Indeed, World Bank officials clapped their hands as Naidu kicked aside the panchayats—democratically elected village councils—and announced he was empowering women in new local organizations. What could be wrong with that? Plenty. The new outfits usually turned out to be small coteries with the right connections, which got Naidu’s patronage and which filched or wasted the money while the genuinely democratic panchayats were sidelined and starved of funding. The collapse of democracy—that is, the framework for collective action to combat disaster—in the countryside contributed to the terrible harvest of death.

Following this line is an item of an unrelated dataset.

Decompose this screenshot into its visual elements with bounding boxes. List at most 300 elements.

On December 27, 2002, Keith Bradsher of the
New York Times
issued a worshipful résumé of Naidu’s assets and achievements, selecting for particular mention the asset that Bradsher deemed vital to Naidu’s political grip on Andhra Pradesh. “Naidu and his allies,” Bradsher breathlessly confided to the NYT’s readers, “speak Telugu, a language spoken only in this state and by a few people in two adjacent states.” What Bradsher was saying was that Naidu spoke the same language as the other seventy million inhabitants of Andhra Pradesh. It was as though someone ascribed Tony Blair’s political successes in the United Kingdom to his command of English.
Apart from Naidu’s wondrous fluency in his native tongue, Bradsher fixed upon other achievements likely to excite an American business readership: “Mr. Naidu,” he excitedly confides, “has succeeded in raising electricity prices here by 70 percent” and “has enacted a law requiring union leaders to be workers from the factory or office they represent … Andhra Pradesh has also relaxed some of the restrictions on laying off workers.”
In the spring of 2004 the Naidu balloon exploded with a gigantic thunderclap. The Indian poor entered his field of vision decisively, even as they shattered the expectations of almost every national political pundit. Rarely has a poster-boy been more humiliatingly
peeled from the billboards and tossed in the gutter. Naidu’s elected coalition plummeted from 202 seats to a quarter of that number.
The verdict, from the landless poor to farmers to rural women to the denizens of Cyberabad, was well-nigh unanimous: the Naidu model had been a disaster for Andhra Pradesh, as statistics had been inexorably recording even during his glory years. Economic growth was abysmal and other vital statistics equally wretched. The 5,000 suicides remain the prime epitaph for a politician hailed in the West more than any other Indian as the harbinger of neoliberal triumph. Only the Argentinean collapse was as brutal a rebuff to elite opinion.